Epic Carnival: Happy Birthday, Rocket

Saturday, August 4, 2007

Happy Birthday, Rocket

not a hot lesbian action photo of former Miss America, Vanessa Williams.The first Apple Macintosh hits stores. Hot lesbian action photos of Vanessa Williams surface in Penthouse, forcing her to surrender her Miss America crown. Tranny hookers discover crack cocaine. The Terminator sweeps theaters.

The year was 1984 and on August 4th, William Roger Clemens' big league baseball career was born.

He went on to win seven Cy Youngs, an MVP, 2 World Series rings, a couple of pitching triple crowns, struck out 3,000 batters, earned 300 wins and even had some brats with his wife Debbie, who likes to glue plastic gems on denim crap.

We think birthdays are awesome, so we've put together an enormous gift bag for The Rocket's 45th.
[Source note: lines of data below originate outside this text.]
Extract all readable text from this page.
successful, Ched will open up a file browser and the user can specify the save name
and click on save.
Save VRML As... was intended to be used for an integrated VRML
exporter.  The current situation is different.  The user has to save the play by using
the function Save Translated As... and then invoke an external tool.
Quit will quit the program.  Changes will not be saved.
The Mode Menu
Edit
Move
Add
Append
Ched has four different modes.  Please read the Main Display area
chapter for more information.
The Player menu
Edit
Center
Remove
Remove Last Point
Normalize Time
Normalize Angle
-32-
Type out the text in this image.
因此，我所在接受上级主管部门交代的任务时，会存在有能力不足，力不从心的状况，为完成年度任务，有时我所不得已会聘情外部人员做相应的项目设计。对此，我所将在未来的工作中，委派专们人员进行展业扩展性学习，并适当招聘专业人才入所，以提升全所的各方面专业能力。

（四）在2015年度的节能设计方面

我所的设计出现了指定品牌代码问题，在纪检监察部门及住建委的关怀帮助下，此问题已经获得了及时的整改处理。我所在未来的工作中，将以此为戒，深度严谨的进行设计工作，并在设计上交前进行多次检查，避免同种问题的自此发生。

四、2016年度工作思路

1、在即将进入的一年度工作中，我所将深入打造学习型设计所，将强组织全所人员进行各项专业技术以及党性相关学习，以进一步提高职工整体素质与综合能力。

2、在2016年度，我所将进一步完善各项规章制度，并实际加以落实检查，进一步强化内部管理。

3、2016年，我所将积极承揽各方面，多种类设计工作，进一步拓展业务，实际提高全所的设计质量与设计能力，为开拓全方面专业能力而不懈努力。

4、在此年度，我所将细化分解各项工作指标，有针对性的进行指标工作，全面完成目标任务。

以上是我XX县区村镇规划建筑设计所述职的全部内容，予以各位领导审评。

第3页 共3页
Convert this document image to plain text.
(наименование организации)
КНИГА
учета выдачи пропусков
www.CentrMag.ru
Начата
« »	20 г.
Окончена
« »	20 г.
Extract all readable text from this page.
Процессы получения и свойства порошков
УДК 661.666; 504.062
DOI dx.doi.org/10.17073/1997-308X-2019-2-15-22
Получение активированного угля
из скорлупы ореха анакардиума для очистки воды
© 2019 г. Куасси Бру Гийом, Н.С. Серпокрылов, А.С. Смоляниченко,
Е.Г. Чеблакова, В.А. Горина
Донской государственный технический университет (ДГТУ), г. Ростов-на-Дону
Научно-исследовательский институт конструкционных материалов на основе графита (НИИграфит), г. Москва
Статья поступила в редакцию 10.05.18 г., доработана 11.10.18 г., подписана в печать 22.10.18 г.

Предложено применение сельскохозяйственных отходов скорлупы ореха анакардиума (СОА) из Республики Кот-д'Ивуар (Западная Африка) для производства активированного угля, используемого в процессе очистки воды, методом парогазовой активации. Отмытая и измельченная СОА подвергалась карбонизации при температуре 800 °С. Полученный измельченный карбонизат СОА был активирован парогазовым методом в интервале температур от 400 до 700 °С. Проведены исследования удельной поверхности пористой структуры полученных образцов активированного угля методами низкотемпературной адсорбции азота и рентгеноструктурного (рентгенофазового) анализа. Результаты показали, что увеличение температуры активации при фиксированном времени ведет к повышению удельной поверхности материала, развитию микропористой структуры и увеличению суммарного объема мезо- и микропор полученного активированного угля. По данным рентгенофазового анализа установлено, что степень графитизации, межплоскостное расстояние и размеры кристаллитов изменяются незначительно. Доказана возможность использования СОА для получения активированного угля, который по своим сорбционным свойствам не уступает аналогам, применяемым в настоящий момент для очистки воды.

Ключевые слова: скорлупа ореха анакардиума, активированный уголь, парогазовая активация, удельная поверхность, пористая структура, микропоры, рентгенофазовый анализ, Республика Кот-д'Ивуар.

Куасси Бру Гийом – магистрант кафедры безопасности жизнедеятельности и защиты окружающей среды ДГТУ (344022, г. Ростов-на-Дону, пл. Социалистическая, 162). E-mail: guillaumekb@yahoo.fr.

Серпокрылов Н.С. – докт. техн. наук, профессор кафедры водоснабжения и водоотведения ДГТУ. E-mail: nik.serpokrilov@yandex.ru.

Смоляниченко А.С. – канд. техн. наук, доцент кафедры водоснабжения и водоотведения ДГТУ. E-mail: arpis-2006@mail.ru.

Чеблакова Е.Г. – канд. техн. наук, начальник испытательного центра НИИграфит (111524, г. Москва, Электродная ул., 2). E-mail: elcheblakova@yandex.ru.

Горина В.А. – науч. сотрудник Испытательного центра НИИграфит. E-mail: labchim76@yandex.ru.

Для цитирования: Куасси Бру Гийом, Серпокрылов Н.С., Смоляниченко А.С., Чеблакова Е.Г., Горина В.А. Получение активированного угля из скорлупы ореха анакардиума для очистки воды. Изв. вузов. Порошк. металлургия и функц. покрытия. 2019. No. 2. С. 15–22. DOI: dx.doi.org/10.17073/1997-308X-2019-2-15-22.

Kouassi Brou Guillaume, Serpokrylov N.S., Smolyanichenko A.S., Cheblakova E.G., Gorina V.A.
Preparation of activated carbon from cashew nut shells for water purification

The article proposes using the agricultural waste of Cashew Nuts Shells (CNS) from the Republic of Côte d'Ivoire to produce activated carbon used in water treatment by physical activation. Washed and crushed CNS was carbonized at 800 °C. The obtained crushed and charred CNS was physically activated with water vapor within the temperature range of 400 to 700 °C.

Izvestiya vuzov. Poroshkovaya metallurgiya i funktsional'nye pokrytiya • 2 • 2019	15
Since we love you, we're giving you a sneak peak...

Congratulations on being one year older, Roger!

This will help you poop, Roger.

  • Prune juice and bran flakes It's important to stay regular and sometimes folks your age need a little help from mother nature. There's nothing like a little nectar of the Poo Gods and 100% fiber cereal to have you feeling like a rookie again.


  • Elks Lodge drink chips These are essential for the exciting Friday nights out at the Lodge in the off season. Be sure to wear your dancing loafers, because there's an 80-year-old fart playing Jimmy Buffet on a synthesizer in the corner.


  • Get off my damn lawn!
  • Lawn Decorations This gift is a favorite among soon-to-be retirees and other types of elderly folk. Pink flamingos serve as a hideous, yet effective obstacle course for those rude passerby when you're at home with your family instead of traveling with the team on days you don't pitch.


  • Polident This stuff works miracles to keep your dentures white, odor-free and minty-fresh so you can flash that charming grin during every last one of your media-infested press conferences, even into the onset of dementia.

  • Preparation-H All that sitting on bench during the last five or six innings of a start will have your cheeks screaming for relief. So, we've topped off our sweet gift bag with some triple-action hemorrhoid medication. No need to thank us.


  • What would you like to give The Rocket for the 45th anniversary of his birth?

    1 comment(s):

    Megs said...

    I would like to give him a nice swift kick in the junk.